Poutine, another au courant bar staple, pairs crispy fries with creamy cheese curds, gravy and smoky duck confit. The fat from the duck mingles with the gravy, creating a rich, satisfying sauce.
The beet fries, however, were the standout appetizer. Their texture could not have been more perfect — the root vegetables are cut into thick slices, roasted so that they just soften a touch, lightly dusted in cornstarch and fried for a hint of crunch. Mild, whipped goat cheese, sprinkled with scallions, serves as an addictive dip. This dish alone is worth a visit.
Copper Pig's take on the chicken wing has its merits. They are frenched like a lamb lollipop, so that the meat and gristle are removed from the narrow part of the drummy. This is great for ease of eating but seems to result in less meat. The crispy breading is glazed in sweet chili sauce that would be excellent if it had any spice. As it stands, the flavor was one-dimensional.
Entrees depart from the Southern-influenced fare, turning toward Asian and Latin American influences. On both of my visits, Copper Pig offered two different versions of tacos. The shrimp version, dressed with creamy fish sauce aioli, made up for the chicken wings' lack of heat with a fiery wallop. The whole thing had an easy vibe, like a Baja fish taco, until I encountered one of the burn-your-mouth-off Serrano peppers. The spice enlivened the fried shrimp, even if it induced hiccups.

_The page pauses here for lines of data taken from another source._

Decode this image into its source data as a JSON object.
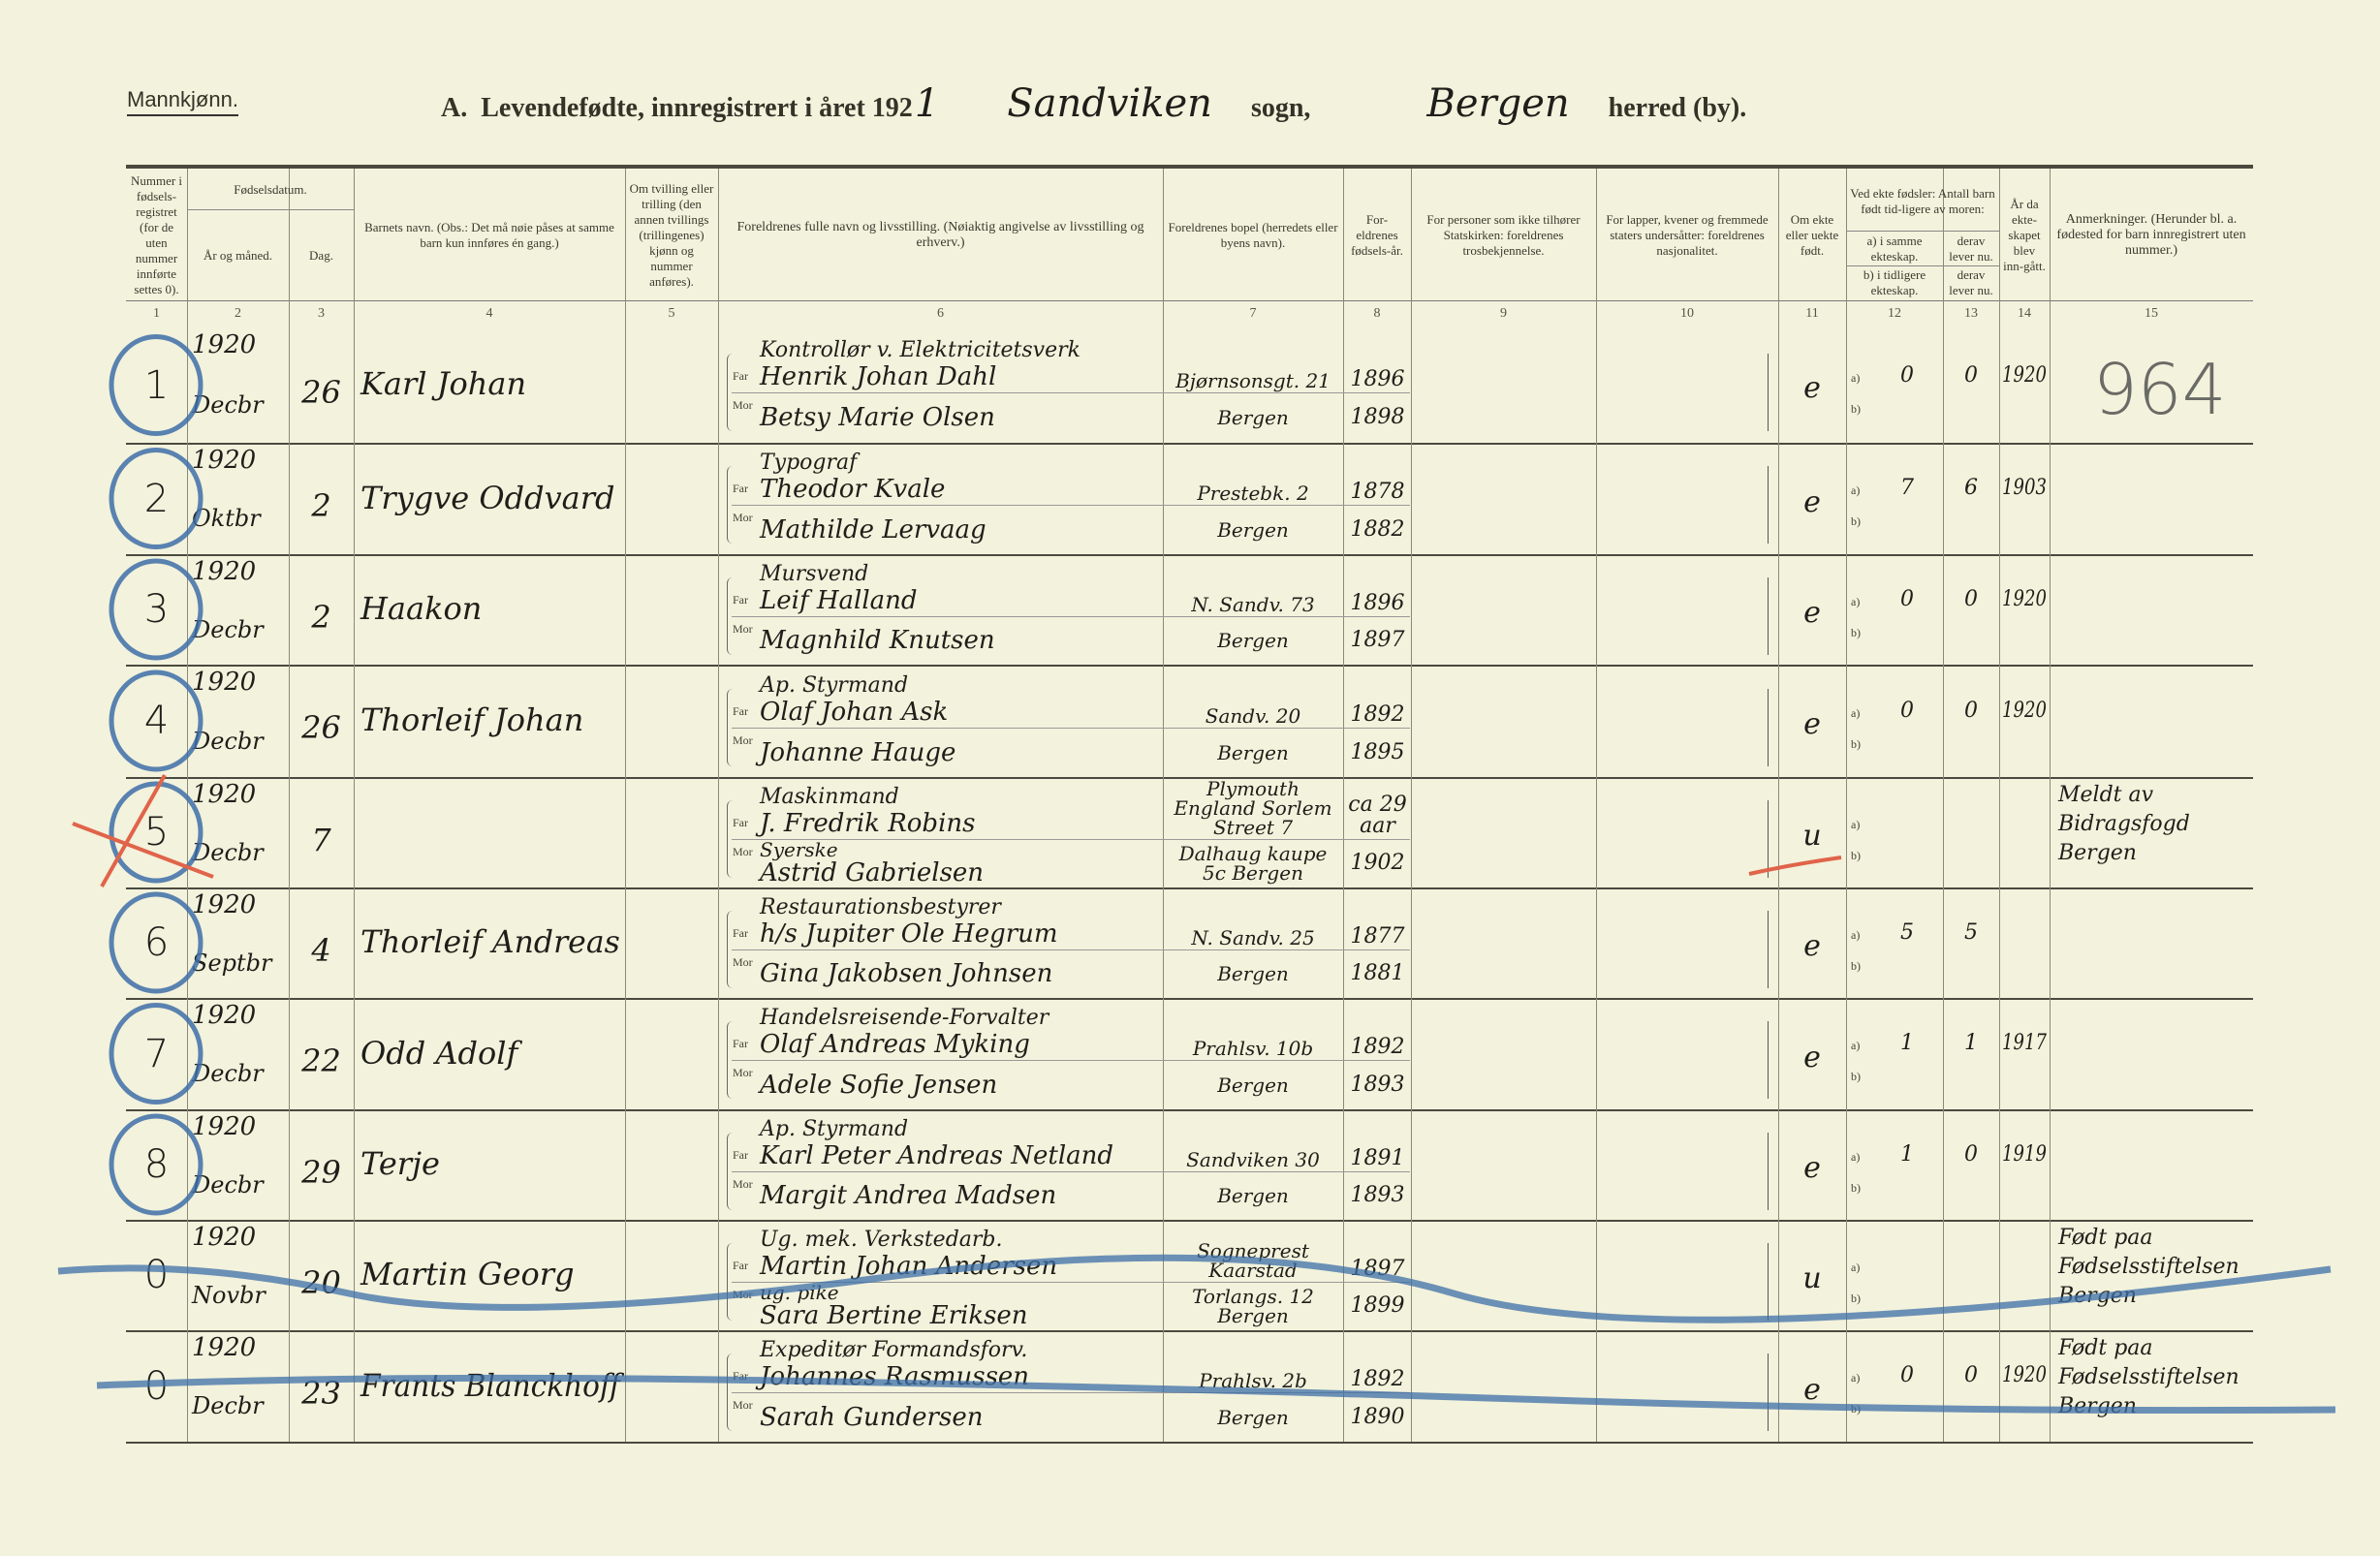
{
  "header": {
    "gender": "Mannkjønn.",
    "title_prefix": "A.  Levendefødte, innregistrert i året 192",
    "year_digit_handwritten": "1",
    "parish_handwritten": "Sandviken",
    "parish_label": "sogn,",
    "district_handwritten": "Bergen",
    "district_label": "herred (by)."
  },
  "columns": [
    {
      "num": "1",
      "label": "Nummer i fødsels-registret (for de uten nummer innførte settes 0)."
    },
    {
      "num": "2",
      "label": "År og måned."
    },
    {
      "num": "3",
      "label": "Dag."
    },
    {
      "num": "4",
      "label": "Barnets navn. (Obs.: Det må nøie påses at samme barn kun innføres én gang.)"
    },
    {
      "num": "5",
      "label": "Om tvilling eller trilling (den annen tvillings (trillingenes) kjønn og nummer anføres)."
    },
    {
      "num": "6",
      "label": "Foreldrenes fulle navn og livsstilling. (Nøiaktig angivelse av livsstilling og erhverv.)"
    },
    {
      "num": "7",
      "label": "Foreldrenes bopel (herredets eller byens navn)."
    },
    {
      "num": "8",
      "label": "For-eldrenes fødsels-år."
    },
    {
      "num": "9",
      "label": "For personer som ikke tilhører Statskirken: foreldrenes trosbekjennelse."
    },
    {
      "num": "10",
      "label": "For lapper, kvener og fremmede staters undersåtter: foreldrenes nasjonalitet."
    },
    {
      "num": "11",
      "label": "Om ekte eller uekte født."
    },
    {
      "num": "12",
      "label": "a) i samme ekteskap."
    },
    {
      "num": "13",
      "label": "derav lever nu."
    },
    {
      "num": "14",
      "label": "År da ekte-skapet blev inn-gått."
    },
    {
      "num": "15",
      "label": "Anmerkninger. (Herunder bl. a. fødested for barn innregistrert uten nummer.)"
    }
  ],
  "fodselsdatum_label": "Fødselsdatum.",
  "group_12_13_label": "Ved ekte fødsler: Antall barn født tid-ligere av moren:",
  "label_12b": "b) i tidligere ekteskap.",
  "label_13b": "derav lever nu.",
  "far_label": "Far",
  "mor_label": "Mor",
  "a_label": "a)",
  "b_label": "b)",
  "margin_note": "964",
  "rows": [
    {
      "nr": "1",
      "year": "1920",
      "month": "Decbr",
      "day": "26",
      "name": "Karl Johan",
      "occupation": "Kontrollør v. Elektricitetsverk",
      "father": "Henrik Johan Dahl",
      "mother_occ": "",
      "mother": "Betsy Marie Olsen",
      "father_addr": "Bjørnsonsgt. 21",
      "mother_addr": "Bergen",
      "father_year": "1896",
      "mother_year": "1898",
      "legit": "e",
      "c12a": "0",
      "c13a": "0",
      "c14": "1920",
      "remark": ""
    },
    {
      "nr": "2",
      "year": "1920",
      "month": "Oktbr",
      "day": "2",
      "name": "Trygve Oddvard",
      "occupation": "Typograf",
      "father": "Theodor Kvale",
      "mother_occ": "",
      "mother": "Mathilde Lervaag",
      "father_addr": "Prestebk. 2",
      "mother_addr": "Bergen",
      "father_year": "1878",
      "mother_year": "1882",
      "legit": "e",
      "c12a": "7",
      "c13a": "6",
      "c14": "1903",
      "remark": ""
    },
    {
      "nr": "3",
      "year": "1920",
      "month": "Decbr",
      "day": "2",
      "name": "Haakon",
      "occupation": "Mursvend",
      "father": "Leif Halland",
      "mother_occ": "",
      "mother": "Magnhild Knutsen",
      "father_addr": "N. Sandv. 73",
      "mother_addr": "Bergen",
      "father_year": "1896",
      "mother_year": "1897",
      "legit": "e",
      "c12a": "0",
      "c13a": "0",
      "c14": "1920",
      "remark": ""
    },
    {
      "nr": "4",
      "year": "1920",
      "month": "Decbr",
      "day": "26",
      "name": "Thorleif Johan",
      "occupation": "Ap. Styrmand",
      "father": "Olaf Johan Ask",
      "mother_occ": "",
      "mother": "Johanne Hauge",
      "father_addr": "Sandv. 20",
      "mother_addr": "Bergen",
      "father_year": "1892",
      "mother_year": "1895",
      "legit": "e",
      "c12a": "0",
      "c13a": "0",
      "c14": "1920",
      "remark": ""
    },
    {
      "nr": "5",
      "year": "1920",
      "month": "Decbr",
      "day": "7",
      "name": "",
      "occupation": "Maskinmand",
      "father": "J. Fredrik Robins",
      "mother_occ": "Syerske",
      "mother": "Astrid Gabrielsen",
      "father_addr": "Plymouth England Sorlem Street 7",
      "mother_addr": "Dalhaug kaupe 5c Bergen",
      "father_year": "ca 29 aar",
      "mother_year": "1902",
      "legit": "u",
      "c12a": "",
      "c13a": "",
      "c14": "",
      "remark": "Meldt av Bidragsfogd Bergen"
    },
    {
      "nr": "6",
      "year": "1920",
      "month": "Septbr",
      "day": "4",
      "name": "Thorleif Andreas",
      "occupation": "Restaurationsbestyrer",
      "father": "h/s Jupiter Ole Hegrum",
      "mother_occ": "",
      "mother": "Gina Jakobsen Johnsen",
      "father_addr": "N. Sandv. 25",
      "mother_addr": "Bergen",
      "father_year": "1877",
      "mother_year": "1881",
      "legit": "e",
      "c12a": "5",
      "c13a": "5",
      "c14": "",
      "remark": ""
    },
    {
      "nr": "7",
      "year": "1920",
      "month": "Decbr",
      "day": "22",
      "name": "Odd Adolf",
      "occupation": "Handelsreisende-Forvalter",
      "father": "Olaf Andreas Myking",
      "mother_occ": "",
      "mother": "Adele Sofie Jensen",
      "father_addr": "Prahlsv. 10b",
      "mother_addr": "Bergen",
      "father_year": "1892",
      "mother_year": "1893",
      "legit": "e",
      "c12a": "1",
      "c13a": "1",
      "c14": "1917",
      "remark": ""
    },
    {
      "nr": "8",
      "year": "1920",
      "month": "Decbr",
      "day": "29",
      "name": "Terje",
      "occupation": "Ap. Styrmand",
      "father": "Karl Peter Andreas Netland",
      "mother_occ": "",
      "mother": "Margit Andrea Madsen",
      "father_addr": "Sandviken 30",
      "mother_addr": "Bergen",
      "father_year": "1891",
      "mother_year": "1893",
      "legit": "e",
      "c12a": "1",
      "c13a": "0",
      "c14": "1919",
      "remark": ""
    },
    {
      "nr": "0",
      "year": "1920",
      "month": "Novbr",
      "day": "20",
      "name": "Martin Georg",
      "occupation": "Ug. mek. Verkstedarb.",
      "father": "Martin Johan Andersen",
      "mother_occ": "ug. pike",
      "mother": "Sara Bertine Eriksen",
      "father_addr": "Sogneprest Kaarstad",
      "mother_addr": "Torlangs. 12 Bergen",
      "father_year": "1897",
      "mother_year": "1899",
      "legit": "u",
      "c12a": "",
      "c13a": "",
      "c14": "",
      "remark": "Født paa Fødselsstiftelsen Bergen"
    },
    {
      "nr": "0",
      "year": "1920",
      "month": "Decbr",
      "day": "23",
      "name": "Frants Blanckhoff",
      "occupation": "Expeditør Formandsforv.",
      "father": "Johannes Rasmussen",
      "mother_occ": "",
      "mother": "Sarah Gundersen",
      "father_addr": "Prahlsv. 2b",
      "mother_addr": "Bergen",
      "father_year": "1892",
      "mother_year": "1890",
      "legit": "e",
      "c12a": "0",
      "c13a": "0",
      "c14": "1920",
      "remark": "Født paa Fødselsstiftelsen Bergen"
    }
  ],
  "colors": {
    "paper": "#f3f2dc",
    "ink": "#1e1e1a",
    "blue_crayon": "#3d6fa8",
    "red_crayon": "#e0644a"
  }
}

The avocado tacos are as mild as the shrimp are spicy, but they were no less interesting. Hunks of avocado are breaded in panko and lightly fried, creating a warm, creamy texture reminiscent of flash-fried goat cheese. They were good, though they could have been great were it not for the overdressed Thai chili cabbage slaw.
I was underwhelmed with the "Three Little Pigs" sandwich. A panko-coated pork cutlet is topped with bacon, ham, brie and an over-easy egg — a concoction that sounds decadent but that lacks the ooze factor I'd anticipated. The "hot/sweet" relish did little to elevate the dish past ho-hum.
Similarly, I found the bibimbap bowl to lack the oomph found in better versions of this Korean classic. The garlic rice wasn't garlicky, the egg was overdone and the bulgolgi beef was chewy. All the right components were there, and it looked nice enough, but it felt like something you'd find at Panera.
On a different night, another taste of bulgolgi revealed a different problem: too much salt. This time, the meat was moist and tender, served on a garlic baguette with kimchi, apples and cheddar cheese for a Korean-inflected cheesesteak. Too much meat had been piled on crumbly bread, though, which made it impossible to eat without the aid of a knife and fork. The sandwich was the right idea; it just had execution problems.
The lamb shank, however, was darn near flawless. Braised meat, spiced in the style of North Africa, fell away from the bone into a small pool of its cooking juices. A creamy fried risotto cake was the perfect tool for scooping up this savory treat.
I was equally impressed with the fried snapper. The whole fish is lightly fried and dressed with fried sweet plantains, tangy soffrito rice and tamarind paste — as if Cisneros is writing a love song to his Latin American roots. This dish, coupled with a level of hospitality usually reserved for more expensive restaurants, tips the scales in Copper Pig's favor.
(I must disclaim: I'm certain that Nguyen and his team knew I was reviewing the restaurant on my second visit but not on my first. I had near-identical experiences on both occasions.)
And then we came to dessert. A platter of churros on one occasion, a fruit-filled chocolate shell on another — they were good. Not great. Not bad. Just a satisfying enough sendoff for a satisfying enough meal.
In other words, they encapsulate Copper Pig. It's not setting the world on fire, but it's a fine restaurant nonetheless. Isn't it about time we stop thinking of that as a pejorative?